A exposição “FAMÍLIA - retratos de famílias LGBT em Portugal” está patente na Biblioteca Pública e Arquivo Regional de Ponta Delgada até ao início de agosto. Quem a visita encontra um conjunto de fotografias documentais que dão rosto a uma realidade que continua pouco representada: as famílias LGBTQIA+ portuguesas.

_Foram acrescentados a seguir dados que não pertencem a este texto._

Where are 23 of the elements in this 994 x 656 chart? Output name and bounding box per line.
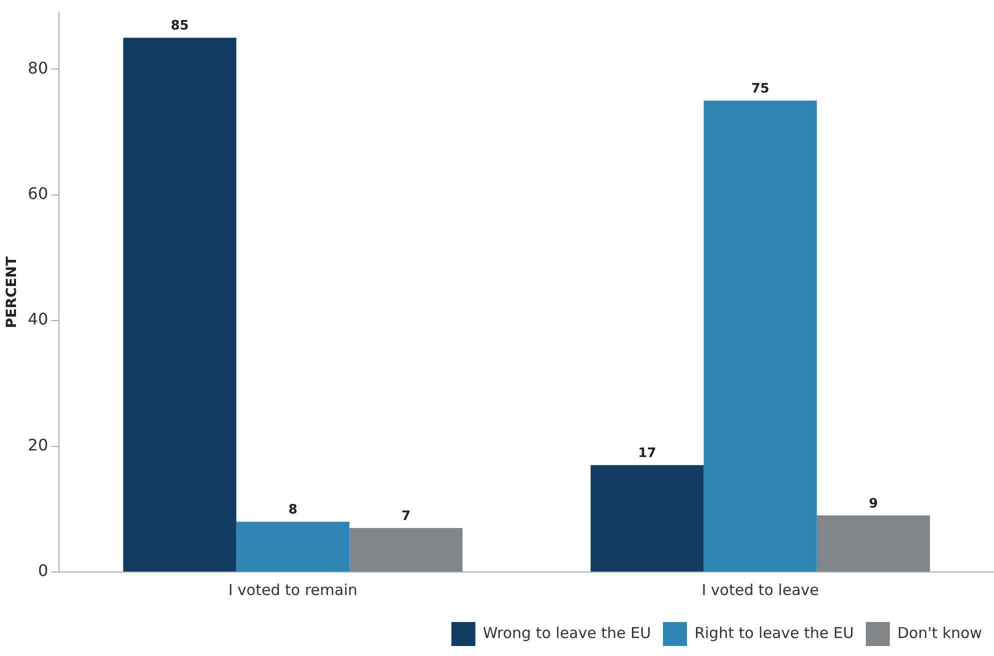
bar	[816, 515, 930, 572]
legend-label: Wrong to leave the EU	[482, 624, 651, 642]
data-label: 7	[401, 508, 411, 524]
bar	[349, 528, 463, 572]
y-axis-title: PERCENT	[4, 256, 20, 328]
data-label: 17	[638, 446, 656, 462]
bar	[590, 465, 704, 572]
bar	[704, 100, 817, 572]
y-tick-label: 0	[38, 561, 48, 580]
data-label: 8	[288, 502, 298, 518]
y-tick-label: 40	[28, 310, 48, 329]
x-tick-label: I voted to remain	[228, 580, 358, 599]
legend-label: Don't know	[897, 624, 982, 642]
bar	[236, 522, 350, 572]
bar	[123, 38, 236, 572]
data-label: 75	[751, 81, 770, 96]
legend-label: Right to leave the EU	[694, 624, 854, 642]
x-tick-label: I voted to leave	[702, 580, 819, 599]
y-tick-label: 80	[28, 58, 48, 78]
data-label: 85	[170, 18, 189, 34]
data-label: 9	[868, 496, 878, 512]
y-tick-label: 20	[28, 435, 48, 454]
y-tick-label: 60	[28, 184, 48, 204]
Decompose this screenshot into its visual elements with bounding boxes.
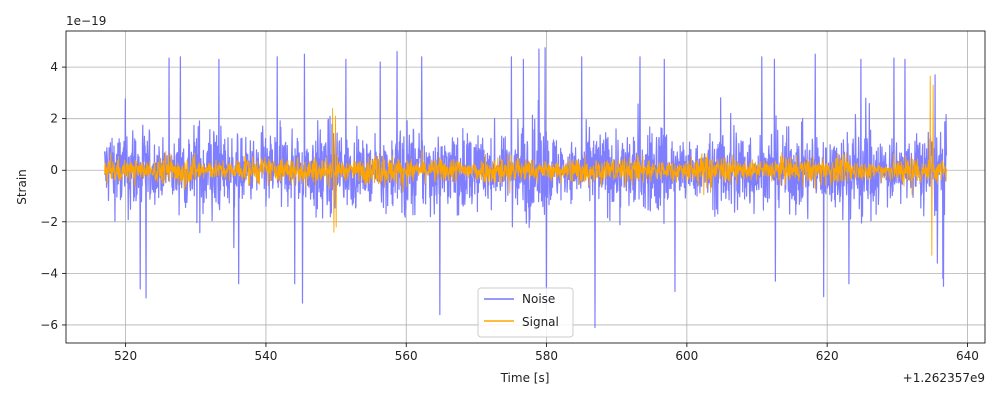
series-layer bbox=[103, 47, 948, 329]
x-offset-label: +1.262357e9 bbox=[903, 371, 985, 385]
y-tick-label: 2 bbox=[50, 112, 58, 126]
x-tick-label: 540 bbox=[254, 349, 277, 363]
x-tick-label: 560 bbox=[395, 349, 418, 363]
x-tick-label: 620 bbox=[816, 349, 839, 363]
legend-label-noise: Noise bbox=[522, 292, 555, 306]
series-line-signal bbox=[104, 75, 947, 256]
y-scale-label: 1e−19 bbox=[66, 14, 106, 28]
x-tick-label: 600 bbox=[675, 349, 698, 363]
y-tick-label: 0 bbox=[50, 163, 58, 177]
y-tick-label: −6 bbox=[40, 318, 58, 332]
plot-frame bbox=[65, 30, 986, 344]
legend-label-signal: Signal bbox=[522, 315, 559, 329]
x-tick-label: 580 bbox=[535, 349, 558, 363]
x-tick-label: 520 bbox=[114, 349, 137, 363]
y-tick-label: −2 bbox=[40, 215, 58, 229]
x-axis-label: Time [s] bbox=[500, 371, 550, 385]
ticks: 520 540 560 580 600 620 640 −6 −4 −2 0 2 4 bbox=[40, 60, 979, 363]
y-axis-label: Strain bbox=[15, 169, 29, 205]
legend: Noise Signal bbox=[477, 287, 574, 338]
y-tick-label: −4 bbox=[40, 266, 58, 280]
x-tick-label: 640 bbox=[956, 349, 979, 363]
series-line-noise bbox=[103, 47, 948, 329]
y-tick-label: 4 bbox=[50, 60, 58, 74]
legend-box bbox=[477, 287, 574, 338]
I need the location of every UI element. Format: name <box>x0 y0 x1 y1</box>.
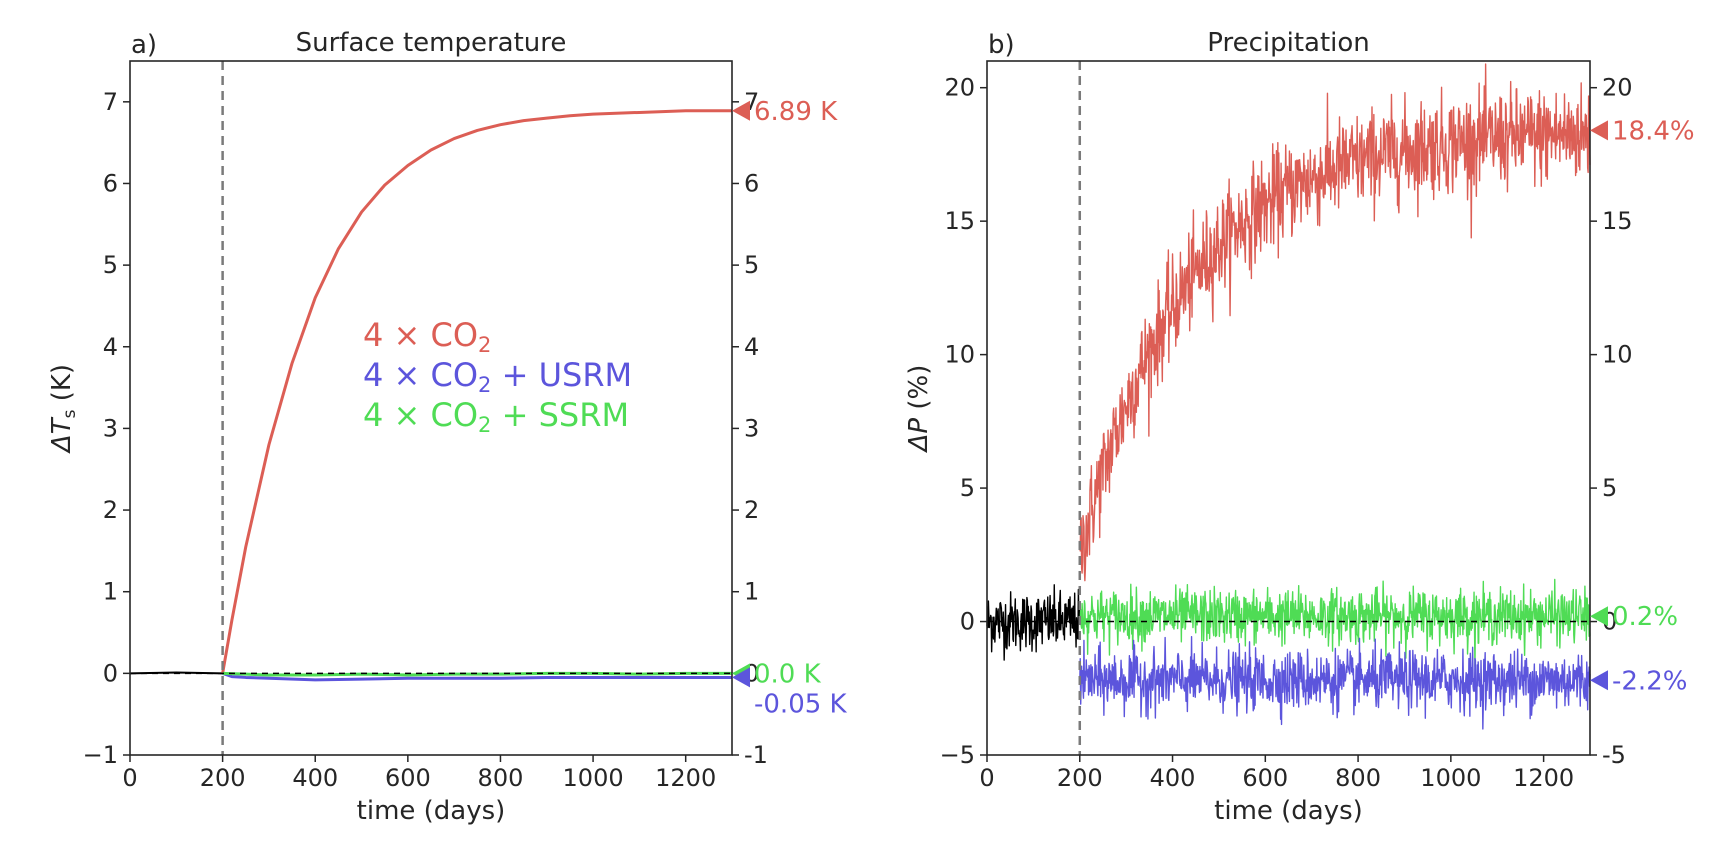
chart-title: Surface temperature <box>296 28 567 58</box>
series-line-ssrm <box>1079 578 1591 668</box>
x-tick-label: 200 <box>200 764 246 792</box>
y-tick-label-right: 3 <box>744 414 759 442</box>
legend-entry-usrm: 4 × CO2 + USRM <box>363 356 632 397</box>
y-axis-label: ΔP (%) <box>904 365 934 454</box>
y-tick-label-left: 0 <box>103 659 118 687</box>
series-line-co2 <box>221 109 732 674</box>
x-tick-label: 400 <box>1150 764 1196 792</box>
y-tick-label-left: 15 <box>944 207 975 235</box>
legend-entry-ssrm: 4 × CO2 + SSRM <box>363 396 629 437</box>
x-tick-label: 1200 <box>655 764 716 792</box>
y-tick-label-left: 2 <box>103 496 118 524</box>
series-line-usrm <box>222 671 732 682</box>
y-tick-label-left: 5 <box>103 251 118 279</box>
panel-surface-temperature: 0 200 400 600 800 1000 1200−1 -10 01 12 23 34 45 56 67… <box>47 28 848 826</box>
y-tick-label-left: 5 <box>960 474 975 502</box>
y-tick-label-right: -5 <box>1602 741 1626 769</box>
y-axis-label: ΔTs (K) <box>47 364 80 454</box>
end-label-usrm: -2.2% <box>1612 666 1687 696</box>
end-marker-co2 <box>1590 120 1608 141</box>
x-tick-label: 1000 <box>563 764 624 792</box>
end-label-co2: 6.89 K <box>754 97 838 127</box>
x-tick-label: 1000 <box>1420 764 1481 792</box>
y-tick-label-left: 4 <box>103 333 118 361</box>
y-tick-label-right: -1 <box>744 741 768 769</box>
y-tick-label-right: 5 <box>744 251 759 279</box>
end-label-usrm: -0.05 K <box>754 689 848 719</box>
x-tick-label: 800 <box>478 764 524 792</box>
y-tick-label-right: 1 <box>744 578 759 606</box>
end-marker-ssrm <box>1590 606 1608 627</box>
y-tick-label-left: 1 <box>103 578 118 606</box>
chart-title: Precipitation <box>1207 28 1370 58</box>
x-tick-label: 0 <box>122 764 137 792</box>
y-tick-label-right: 6 <box>744 169 759 197</box>
x-tick-label: 600 <box>385 764 431 792</box>
y-tick-label-left: 10 <box>944 341 975 369</box>
end-marker-usrm <box>732 667 750 688</box>
y-tick-label-left: 0 <box>960 608 975 636</box>
end-label-ssrm: 0.2% <box>1612 602 1678 632</box>
y-tick-label-left: −5 <box>940 741 975 769</box>
y-tick-label-left: 6 <box>103 169 118 197</box>
plot-frame <box>129 60 733 756</box>
y-tick-label-left: 20 <box>944 74 975 102</box>
x-tick-label: 0 <box>979 764 994 792</box>
series-line-usrm <box>1079 636 1591 730</box>
x-axis-label: time (days) <box>1214 796 1363 826</box>
series-line-control <box>986 584 1081 661</box>
series-line-ssrm <box>222 671 732 677</box>
end-label-co2: 18.4% <box>1612 116 1695 146</box>
x-tick-label: 400 <box>292 764 338 792</box>
panel-label: a) <box>131 30 157 60</box>
y-tick-label-right: 5 <box>1602 474 1617 502</box>
x-axis-label: time (days) <box>357 796 506 826</box>
panel-label: b) <box>988 30 1015 60</box>
plot-frame <box>986 60 1591 756</box>
end-marker-usrm <box>1590 670 1608 691</box>
legend-entry-co2: 4 × CO2 <box>363 316 491 357</box>
y-tick-label-left: −1 <box>83 741 118 769</box>
x-tick-label: 200 <box>1057 764 1103 792</box>
series-line-co2 <box>1079 63 1591 582</box>
x-tick-label: 1200 <box>1513 764 1574 792</box>
y-tick-label-right: 4 <box>744 333 759 361</box>
y-tick-label-right: 20 <box>1602 74 1633 102</box>
end-label-ssrm: 0.0 K <box>754 659 822 689</box>
x-tick-label: 600 <box>1242 764 1288 792</box>
end-marker-co2 <box>732 100 750 121</box>
y-tick-label-right: 15 <box>1602 207 1633 235</box>
y-tick-label-right: 2 <box>744 496 759 524</box>
y-tick-label-left: 7 <box>103 88 118 116</box>
x-tick-label: 800 <box>1335 764 1381 792</box>
y-tick-label-left: 3 <box>103 414 118 442</box>
y-tick-label-right: 10 <box>1602 341 1633 369</box>
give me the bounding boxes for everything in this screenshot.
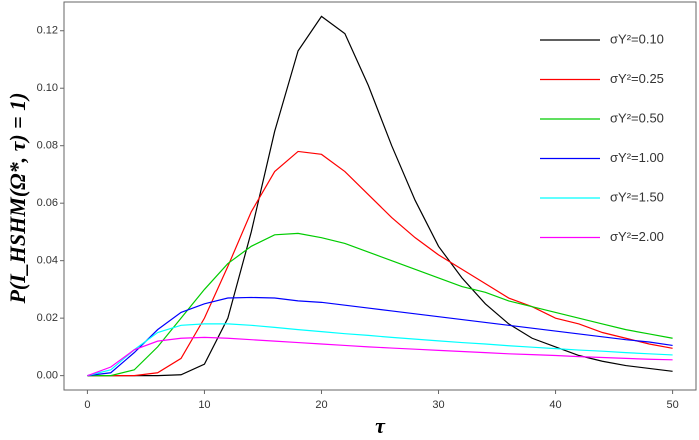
y-tick-label: 0.02 <box>37 312 58 324</box>
x-tick-label: 30 <box>432 399 444 411</box>
y-tick-label: 0.06 <box>37 197 58 209</box>
y-tick-label: 0.00 <box>37 370 58 382</box>
legend-label: σY²=0.50 <box>610 110 664 125</box>
x-axis-label: τ <box>375 413 386 438</box>
y-tick-label: 0.04 <box>37 255 58 267</box>
x-tick-label: 20 <box>315 399 327 411</box>
y-tick-label: 0.08 <box>37 140 58 152</box>
legend-label: σY²=0.25 <box>610 71 664 86</box>
data-line <box>87 15 673 377</box>
legend-label: σY²=2.00 <box>610 229 664 244</box>
plot-frame <box>63 1 697 391</box>
y-tick-label: 0.12 <box>37 25 58 37</box>
x-tick-label: 50 <box>666 399 678 411</box>
y-tick-label: 0.10 <box>37 82 58 94</box>
data-line <box>87 336 673 377</box>
data-line <box>87 296 673 377</box>
legend-label: σY²=1.00 <box>610 150 664 165</box>
x-tick-label: 40 <box>549 399 561 411</box>
x-tick-label: 0 <box>84 399 90 411</box>
legend-label: σY²=0.10 <box>610 31 664 46</box>
legend-label: σY²=1.50 <box>610 189 664 204</box>
data-line <box>87 150 673 377</box>
data-line <box>87 323 673 377</box>
x-tick-label: 10 <box>198 399 210 411</box>
y-axis-label: P(I_HSHM(Ω*, τ) = 1) <box>5 92 30 304</box>
data-line <box>87 232 673 377</box>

A iniciativa faz parte da programação do Azores Pride 2026 e quer dar espaço à reflexão sobre diversidade familiar, representatividade e pertença. Da autoria da fotógrafa Mag Rodrigues, o projeto nasceu entre 2022 e 2023 e reúne retratos de 17 famílias de vários pontos do país. Todas as imagens foram registadas na intimidade das suas casas, uma escolha que, segundo a autora, mostra não só quem são estas famílias, mas também o ambiente onde vivem e a normalidade do seu dia a dia.
“O objetivo era dar visibilidade a uma realidade que existe em grande número, mas que continua pouco representada”, explica Mag Rodrigues. Para encontrar as famílias, lançou uma open call nas redes sociais e contou ainda com a colaboração do jornal Público. A partir daí, bastou esperar que as famílias interessadas entrassem em contacto.
A fotógrafa quis fugir à fotografia de estúdio para construir um registo mais documental: “Mostrar as famílias nas suas casas reforça a ideia de que são famílias como quaisquer outras”, afirma.
E há muitas formas de construir uma família. As 17 retratadas na exposição refletem essa diversidade: “Ou seja, além das figuras adultas serem todas da comunidade LGBT, a forma como estas crianças chegaram ao mundo também foi de formas diferentes”, explica, e acrescenta “além da adoção, temos também a gestação de substituição e a procriação medicamente assistida”.
Mag Rodrigues sublinha que “já há muitas famílias, no caso de famílias em que são duas mulheres, ou até uma mulher solteira, que recorrem à procriação medicamente assistida. É cada vez mais comum”.
E também há as famílias reconstituídas, em que um ou uma dos progenitores ou progenitoras iniciou, posteriormente, uma relação com uma pessoa do mesmo sexo.
Para Mag Rodrigues, esta diversidade ajuda a desconstruir ideias preconcebidas sobre a forma como estas famílias se constituem. Afinal, nem todas chegam à parentalidade e maternidade através da adoção, como ainda é comum pensar.
Embora o projeto não inclua famílias dos Açores, por motivos de incompatibilidade de agenda durante o período em que foi produzido, a fotógrafa mantém uma ligação próxima ao arquipélago, sobretudo à ilha de São Miguel, onde já fez outros trabalhos documentais.
Na Biblioteca Pública e Arquivo Regional estão expostas cerca de seis fotografias, uma seleção feita pela comissão do Azores Pride e condicionada pelos custos elevados de impressão das imagens, apesar de o projeto completo reunir retratos de 17 famílias.
A iniciativa vai culminar com uma conversa aberta ao
público, prevista para o início de agosto, no mesmo espaço, com a
presença da própria Mag Rodrigues. O encontro quer prolongar a reflexão
suscitada pelas fotografias e promover o diálogo sobre a diversidade e
representação das estruturas familiares.